Moscou, 4 dez (EFE).- Cidadãos do Uzbequistão foram às urnas neste domingo para escolher o novo presidente do país, em uma eleição que deve ser vencida sem surpresas pelo primeiro-ministro do país, Shavkat Mirziyoyev, que exerce o cargo de forma interina.

Os resultados preliminares do pleito serão divulgados amanhã, informou a Comissão Eleitoral Central (CEC) do Uzbequistão em nota. Não houve pesquisa de boca de urna, apenas o de comparecimento, que mostrou uma grande participação dos eleitores.

A presidente da CEC, Mirza-Ulugbek Abdusalomov, disse que 87,8% dos 21,4 milhões de eleitores foram até as seções eleitorais para exercer o direito a voto.

"A votação ainda continua nas seções habilitadas nas missões diplomáticas uzbeques em alguns países da Europa e dos Estados Unidos. Não recebemos informações de irregularidades", disse Absulamov sobre a tranquilidade do pleito.

As eleições de hoje foram convocadas com caráter extraordinário após a morte, em 2 de setembro do ano passado, do presidente Islam Karimov, que governou com mão de ferro durante 27 anos, desde que o Uzbequistão, antiga república soviética, declarou independência.

Mirziyoyev, de 59 anos, considerado o braço direito e sucessor natural de Karimov, há 13 anos exerce o cargo de primeiro-ministro.

O presidente interino, líder do Partido Liberal Democrático, foi votar em Tashkent junto com toda a família, incluindo os netos, e não quis dar declarações à imprensa.

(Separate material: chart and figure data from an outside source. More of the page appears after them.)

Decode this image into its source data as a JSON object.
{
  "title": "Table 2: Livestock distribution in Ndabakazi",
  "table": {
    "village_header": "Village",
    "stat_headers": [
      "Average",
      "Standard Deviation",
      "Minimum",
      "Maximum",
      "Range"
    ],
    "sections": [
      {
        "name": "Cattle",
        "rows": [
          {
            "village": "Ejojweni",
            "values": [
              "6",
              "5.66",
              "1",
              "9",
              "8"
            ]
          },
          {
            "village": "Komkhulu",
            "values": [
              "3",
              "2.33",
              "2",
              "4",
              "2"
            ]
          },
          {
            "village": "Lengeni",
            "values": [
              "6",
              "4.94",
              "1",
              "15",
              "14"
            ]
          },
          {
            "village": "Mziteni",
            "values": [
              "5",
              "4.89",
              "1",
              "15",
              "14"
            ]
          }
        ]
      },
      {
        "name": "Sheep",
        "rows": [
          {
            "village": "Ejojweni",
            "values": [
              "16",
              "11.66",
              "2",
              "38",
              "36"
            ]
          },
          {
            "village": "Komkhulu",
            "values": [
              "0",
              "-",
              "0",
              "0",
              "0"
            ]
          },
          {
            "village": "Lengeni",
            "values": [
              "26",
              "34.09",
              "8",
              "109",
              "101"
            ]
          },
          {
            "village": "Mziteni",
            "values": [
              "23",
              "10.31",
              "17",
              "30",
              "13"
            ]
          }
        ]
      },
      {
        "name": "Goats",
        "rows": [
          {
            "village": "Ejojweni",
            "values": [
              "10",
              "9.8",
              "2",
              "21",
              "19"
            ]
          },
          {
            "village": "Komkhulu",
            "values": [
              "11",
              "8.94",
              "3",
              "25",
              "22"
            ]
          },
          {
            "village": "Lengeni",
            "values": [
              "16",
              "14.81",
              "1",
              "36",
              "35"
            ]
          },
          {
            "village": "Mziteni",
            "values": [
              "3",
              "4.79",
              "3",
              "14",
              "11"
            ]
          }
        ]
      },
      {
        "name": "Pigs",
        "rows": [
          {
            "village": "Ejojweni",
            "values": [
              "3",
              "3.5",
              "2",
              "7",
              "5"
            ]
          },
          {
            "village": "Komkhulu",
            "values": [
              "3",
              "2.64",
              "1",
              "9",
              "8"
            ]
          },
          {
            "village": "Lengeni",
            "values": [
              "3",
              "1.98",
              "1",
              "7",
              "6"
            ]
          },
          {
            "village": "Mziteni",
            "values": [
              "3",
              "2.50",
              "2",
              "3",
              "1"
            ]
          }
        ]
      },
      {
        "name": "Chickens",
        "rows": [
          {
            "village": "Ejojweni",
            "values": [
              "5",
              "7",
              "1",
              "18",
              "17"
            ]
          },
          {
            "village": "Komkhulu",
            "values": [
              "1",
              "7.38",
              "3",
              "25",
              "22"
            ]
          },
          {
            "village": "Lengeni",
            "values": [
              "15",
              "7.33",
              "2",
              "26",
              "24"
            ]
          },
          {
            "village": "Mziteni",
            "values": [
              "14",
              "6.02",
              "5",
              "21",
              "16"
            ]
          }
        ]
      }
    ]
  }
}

Seus três rivais, o vice-presidente da câmara baixa do parlamento, Sarvar Otamuradov, o líder do partido social-democrata Adolat Narimom Umarov, e o candidato do Partido Popular Democrático, Jotamzhon Ketmonov, praticamente não tem chances de vitória.

De acordo com a lei eleitoral, se nenhum dos candidatos obtiver maioria absoluta, os dois mais votados disputam um segundo turno.

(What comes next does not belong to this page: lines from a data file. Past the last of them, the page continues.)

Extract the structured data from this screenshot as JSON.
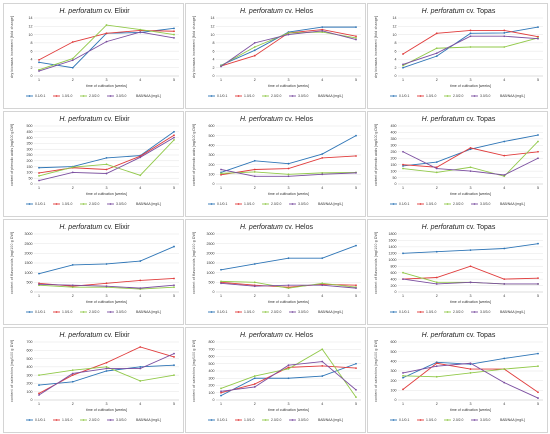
{
  "colors": {
    "s1": "#2e75b6",
    "s2": "#e03c3c",
    "s3": "#92c94a",
    "s4": "#7b4ea0"
  },
  "chart_data": [
    {
      "type": "line",
      "title_species": "H. perforatum",
      "title_cv": " cv. Elixir",
      "ylabel": "dry biomass increment [fold change]",
      "xlabel": "time of cultivation [weeks]",
      "legend_title": "BAB/NAA [mg/L]",
      "x": [
        1,
        2,
        3,
        4,
        5
      ],
      "ylim": [
        0,
        14
      ],
      "yticks": [
        0,
        2,
        4,
        6,
        8,
        10,
        12,
        14
      ],
      "series": [
        {
          "name": "0.1/0.1",
          "values": [
            3.3,
            2.0,
            10.3,
            10.5,
            11.5
          ]
        },
        {
          "name": "1.0/1.0",
          "values": [
            3.9,
            8.2,
            10.3,
            11.0,
            10.8
          ]
        },
        {
          "name": "2.0/2.0",
          "values": [
            1.5,
            4.2,
            12.3,
            11.2,
            10.0
          ]
        },
        {
          "name": "3.0/3.0",
          "values": [
            1.2,
            3.8,
            8.3,
            10.6,
            9.2
          ]
        }
      ]
    },
    {
      "type": "line",
      "title_species": "H. perforatum",
      "title_cv": " cv. Helos",
      "ylabel": "dry biomass increment [fold change]",
      "xlabel": "time of cultivation [weeks]",
      "legend_title": "BAB/NAA [mg/L]",
      "x": [
        1,
        2,
        3,
        4,
        5
      ],
      "ylim": [
        0,
        14
      ],
      "yticks": [
        0,
        2,
        4,
        6,
        8,
        10,
        12,
        14
      ],
      "series": [
        {
          "name": "0.1/0.1",
          "values": [
            2.6,
            6.2,
            10.6,
            11.8,
            11.8
          ]
        },
        {
          "name": "1.0/1.0",
          "values": [
            2.4,
            4.9,
            10.4,
            11.2,
            9.6
          ]
        },
        {
          "name": "2.0/2.0",
          "values": [
            2.5,
            7.0,
            10.4,
            10.6,
            9.2
          ]
        },
        {
          "name": "3.0/3.0",
          "values": [
            2.3,
            8.0,
            10.0,
            10.9,
            8.8
          ]
        }
      ]
    },
    {
      "type": "line",
      "title_species": "H. perforatum",
      "title_cv": " cv. Topas",
      "ylabel": "dry biomass increment [fold change]",
      "xlabel": "time of cultivation [weeks]",
      "legend_title": "BAB/NAA [mg/L]",
      "x": [
        1,
        2,
        3,
        4,
        5
      ],
      "ylim": [
        0,
        14
      ],
      "yticks": [
        0,
        2,
        4,
        6,
        8,
        10,
        12,
        14
      ],
      "series": [
        {
          "name": "0.1/0.1",
          "values": [
            2.0,
            4.8,
            10.3,
            10.4,
            11.8
          ]
        },
        {
          "name": "1.0/1.0",
          "values": [
            5.3,
            10.3,
            11.0,
            11.0,
            9.5
          ]
        },
        {
          "name": "2.0/2.0",
          "values": [
            2.5,
            6.7,
            7.0,
            7.0,
            9.2
          ]
        },
        {
          "name": "3.0/3.0",
          "values": [
            2.8,
            5.5,
            9.6,
            9.6,
            9.0
          ]
        }
      ]
    },
    {
      "type": "line",
      "title_species": "H. perforatum",
      "title_cv": " cv. Elixir",
      "ylabel": "content of phenolic acids [mg/100 g DW]",
      "xlabel": "time of cultivation [weeks]",
      "legend_title": "BAB/NAA [mg/L]",
      "x": [
        1,
        2,
        3,
        4,
        5
      ],
      "ylim": [
        0,
        500
      ],
      "yticks": [
        0,
        50,
        100,
        150,
        200,
        250,
        300,
        350,
        400,
        450,
        500
      ],
      "series": [
        {
          "name": "0.1/0.1",
          "values": [
            140,
            150,
            225,
            245,
            450
          ]
        },
        {
          "name": "1.0/1.0",
          "values": [
            95,
            140,
            125,
            240,
            420
          ]
        },
        {
          "name": "2.0/2.0",
          "values": [
            70,
            145,
            170,
            75,
            380
          ]
        },
        {
          "name": "3.0/3.0",
          "values": [
            30,
            100,
            90,
            230,
            400
          ]
        }
      ]
    },
    {
      "type": "line",
      "title_species": "H. perforatum",
      "title_cv": " cv. Helos",
      "ylabel": "content of phenolic acids [mg/100 g DW]",
      "xlabel": "time of cultivation [weeks]",
      "legend_title": "BAB/NAA [mg/L]",
      "x": [
        1,
        2,
        3,
        4,
        5
      ],
      "ylim": [
        0,
        600
      ],
      "yticks": [
        0,
        100,
        200,
        300,
        400,
        500,
        600
      ],
      "series": [
        {
          "name": "0.1/0.1",
          "values": [
            120,
            240,
            210,
            310,
            500
          ]
        },
        {
          "name": "1.0/1.0",
          "values": [
            95,
            150,
            160,
            270,
            290
          ]
        },
        {
          "name": "2.0/2.0",
          "values": [
            110,
            125,
            100,
            115,
            120
          ]
        },
        {
          "name": "3.0/3.0",
          "values": [
            150,
            80,
            80,
            100,
            115
          ]
        }
      ]
    },
    {
      "type": "line",
      "title_species": "H. perforatum",
      "title_cv": " cv. Topas",
      "ylabel": "content of phenolic acids [mg/100 g DW]",
      "xlabel": "time of cultivation [weeks]",
      "legend_title": "BAB/NAA [mg/L]",
      "x": [
        1,
        2,
        3,
        4,
        5
      ],
      "ylim": [
        0,
        450
      ],
      "yticks": [
        0,
        50,
        100,
        150,
        200,
        250,
        300,
        350,
        400,
        450
      ],
      "series": [
        {
          "name": "0.1/0.1",
          "values": [
            140,
            170,
            270,
            330,
            380
          ]
        },
        {
          "name": "1.0/1.0",
          "values": [
            150,
            130,
            280,
            220,
            250
          ]
        },
        {
          "name": "2.0/2.0",
          "values": [
            120,
            90,
            130,
            60,
            330
          ]
        },
        {
          "name": "3.0/3.0",
          "values": [
            250,
            120,
            100,
            70,
            200
          ]
        }
      ]
    },
    {
      "type": "line",
      "title_species": "H. perforatum",
      "title_cv": " cv. Elixir",
      "ylabel": "content of flavonoids [mg/100 g DW]",
      "xlabel": "time of cultivation [weeks]",
      "legend_title": "BAB/NAA [mg/L]",
      "x": [
        1,
        2,
        3,
        4,
        5
      ],
      "ylim": [
        0,
        3000
      ],
      "yticks": [
        0,
        500,
        1000,
        1500,
        2000,
        2500,
        3000
      ],
      "series": [
        {
          "name": "0.1/0.1",
          "values": [
            950,
            1400,
            1450,
            1600,
            2350
          ]
        },
        {
          "name": "1.0/1.0",
          "values": [
            450,
            300,
            450,
            600,
            700
          ]
        },
        {
          "name": "2.0/2.0",
          "values": [
            350,
            250,
            250,
            150,
            250
          ]
        },
        {
          "name": "3.0/3.0",
          "values": [
            400,
            350,
            300,
            200,
            350
          ]
        }
      ]
    },
    {
      "type": "line",
      "title_species": "H. perforatum",
      "title_cv": " cv. Helos",
      "ylabel": "content of flavonoids [mg/100 g DW]",
      "xlabel": "time of cultivation [weeks]",
      "legend_title": "BAB/NAA [mg/L]",
      "x": [
        1,
        2,
        3,
        4,
        5
      ],
      "ylim": [
        0,
        3000
      ],
      "yticks": [
        0,
        500,
        1000,
        1500,
        2000,
        2500,
        3000
      ],
      "series": [
        {
          "name": "0.1/0.1",
          "values": [
            1150,
            1450,
            1750,
            1750,
            2400
          ]
        },
        {
          "name": "1.0/1.0",
          "values": [
            500,
            350,
            250,
            400,
            350
          ]
        },
        {
          "name": "2.0/2.0",
          "values": [
            550,
            500,
            200,
            450,
            250
          ]
        },
        {
          "name": "3.0/3.0",
          "values": [
            450,
            300,
            350,
            350,
            200
          ]
        }
      ]
    },
    {
      "type": "line",
      "title_species": "H. perforatum",
      "title_cv": " cv. Topas",
      "ylabel": "content of flavonoids [mg/100 g DW]",
      "xlabel": "time of cultivation [weeks]",
      "legend_title": "BAB/NAA [mg/L]",
      "x": [
        1,
        2,
        3,
        4,
        5
      ],
      "ylim": [
        0,
        1800
      ],
      "yticks": [
        0,
        200,
        400,
        600,
        800,
        1000,
        1200,
        1400,
        1600,
        1800
      ],
      "series": [
        {
          "name": "0.1/0.1",
          "values": [
            1200,
            1250,
            1300,
            1350,
            1500
          ]
        },
        {
          "name": "1.0/1.0",
          "values": [
            400,
            450,
            800,
            400,
            430
          ]
        },
        {
          "name": "2.0/2.0",
          "values": [
            600,
            300,
            300,
            250,
            250
          ]
        },
        {
          "name": "3.0/3.0",
          "values": [
            400,
            250,
            300,
            250,
            250
          ]
        }
      ]
    },
    {
      "type": "line",
      "title_species": "H. perforatum",
      "title_cv": " cv. Elixir",
      "ylabel": "content of catechins [mg/100 g DW]",
      "xlabel": "time of cultivation [weeks]",
      "legend_title": "BAB/NAA [mg/L]",
      "x": [
        1,
        2,
        3,
        4,
        5
      ],
      "ylim": [
        0,
        700
      ],
      "yticks": [
        0,
        100,
        200,
        300,
        400,
        500,
        600,
        700
      ],
      "series": [
        {
          "name": "0.1/0.1",
          "values": [
            180,
            220,
            350,
            400,
            420
          ]
        },
        {
          "name": "1.0/1.0",
          "values": [
            80,
            300,
            450,
            640,
            520
          ]
        },
        {
          "name": "2.0/2.0",
          "values": [
            300,
            360,
            400,
            230,
            300
          ]
        },
        {
          "name": "3.0/3.0",
          "values": [
            60,
            320,
            380,
            380,
            560
          ]
        }
      ]
    },
    {
      "type": "line",
      "title_species": "H. perforatum",
      "title_cv": " cv. Helos",
      "ylabel": "content of catechins [mg/100 g DW]",
      "xlabel": "time of cultivation [weeks]",
      "legend_title": "BAB/NAA [mg/L]",
      "x": [
        1,
        2,
        3,
        4,
        5
      ],
      "ylim": [
        0,
        800
      ],
      "yticks": [
        0,
        100,
        200,
        300,
        400,
        500,
        600,
        700,
        800
      ],
      "series": [
        {
          "name": "0.1/0.1",
          "values": [
            60,
            300,
            300,
            330,
            500
          ]
        },
        {
          "name": "1.0/1.0",
          "values": [
            100,
            220,
            450,
            470,
            440
          ]
        },
        {
          "name": "2.0/2.0",
          "values": [
            160,
            330,
            430,
            700,
            40
          ]
        },
        {
          "name": "3.0/3.0",
          "values": [
            120,
            180,
            480,
            530,
            140
          ]
        }
      ]
    },
    {
      "type": "line",
      "title_species": "H. perforatum",
      "title_cv": " cv. Topas",
      "ylabel": "content of catechins [mg/100 g DW]",
      "xlabel": "time of cultivation [weeks]",
      "legend_title": "BAB/NAA [mg/L]",
      "x": [
        1,
        2,
        3,
        4,
        5
      ],
      "ylim": [
        0,
        600
      ],
      "yticks": [
        0,
        100,
        200,
        300,
        400,
        500,
        600
      ],
      "series": [
        {
          "name": "0.1/0.1",
          "values": [
            230,
            390,
            370,
            430,
            480
          ]
        },
        {
          "name": "1.0/1.0",
          "values": [
            110,
            380,
            320,
            320,
            80
          ]
        },
        {
          "name": "2.0/2.0",
          "values": [
            250,
            240,
            280,
            320,
            350
          ]
        },
        {
          "name": "3.0/3.0",
          "values": [
            280,
            350,
            380,
            180,
            20
          ]
        }
      ]
    }
  ]
}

Cerca de 1.400 jornalistas se credenciaram para cobrir as eleições, apenas 60 deles estrangeiros que conseguiram ser aprovados em um embaraçoso processo. De acordo com a organização Repórteres Sem Fronteiras, o Uzbequistão é um dos países mais difíceis do mundo para se exercer o jornalismo.

Às vésperas da votação, a CEC informou que 37.500 observadores dos partidos políticos supervisionariam a transparência do processo. Também foram credenciadas missões da Organização para a Segurança e Cooperação na Europa (OSCE), da Organização para a Cooperação Islâmica e a Comunidade dos Estados Independentes.

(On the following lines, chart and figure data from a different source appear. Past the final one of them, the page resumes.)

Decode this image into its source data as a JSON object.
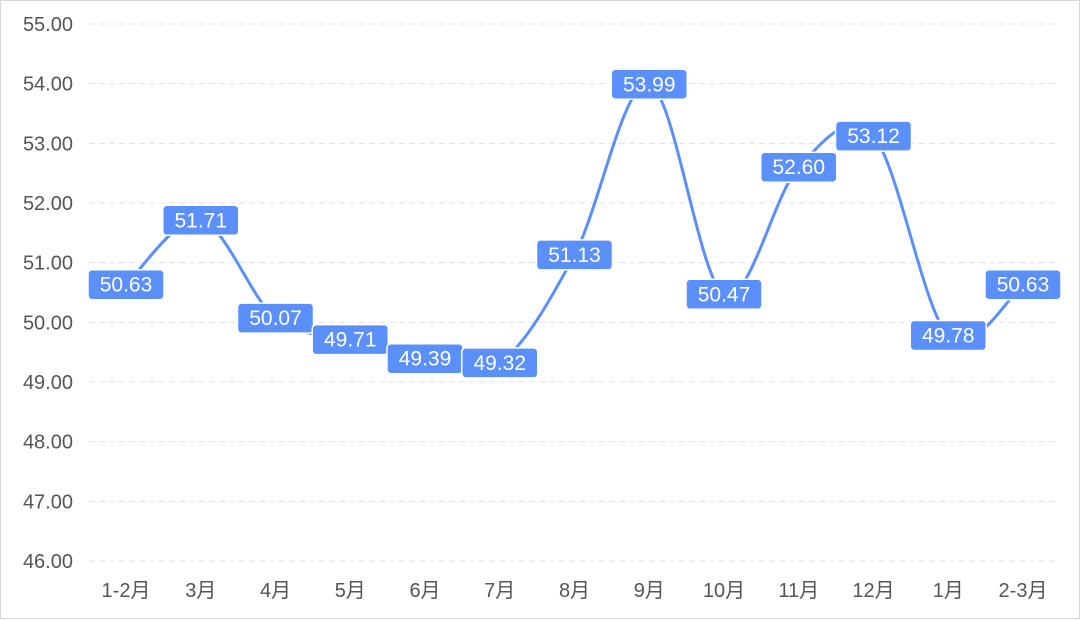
{
  "chart_data": {
    "type": "line",
    "categories": [
      "1-2月",
      "3月",
      "4月",
      "5月",
      "6月",
      "7月",
      "8月",
      "9月",
      "10月",
      "11月",
      "12月",
      "1月",
      "2-3月"
    ],
    "series": [
      {
        "values": [
          50.63,
          51.71,
          50.07,
          49.71,
          49.39,
          49.32,
          51.13,
          53.99,
          50.47,
          52.6,
          53.12,
          49.78,
          50.63
        ]
      }
    ],
    "data_labels": [
      "50.63",
      "51.71",
      "50.07",
      "49.71",
      "49.39",
      "49.32",
      "51.13",
      "53.99",
      "50.47",
      "52.60",
      "53.12",
      "49.78",
      "50.63"
    ],
    "yticks": [
      "46.00",
      "47.00",
      "48.00",
      "49.00",
      "50.00",
      "51.00",
      "52.00",
      "53.00",
      "54.00",
      "55.00"
    ],
    "ylim": [
      46,
      55
    ],
    "title": "",
    "xlabel": "",
    "ylabel": "",
    "grid": true,
    "line_smooth": true,
    "colors": {
      "line": "#5b8ff9",
      "label_bg": "#5b8ff9",
      "label_text": "#ffffff"
    }
  }
}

O Uzbequistão, com quase 32 milhões de habitantes, é o terceiro país mais populoso entre as ex-repúblicas soviéticas. E é vizinho ao Afeganistão, por isso é considerado como essencial para conter a penetração do jihadismo nos territórios antes ocupados pela União Soviética.

O regime de Karimov se caracterizou por combater com vigor o extremismo islâmico. Nada indica que seu sucessor vá mudar a prática.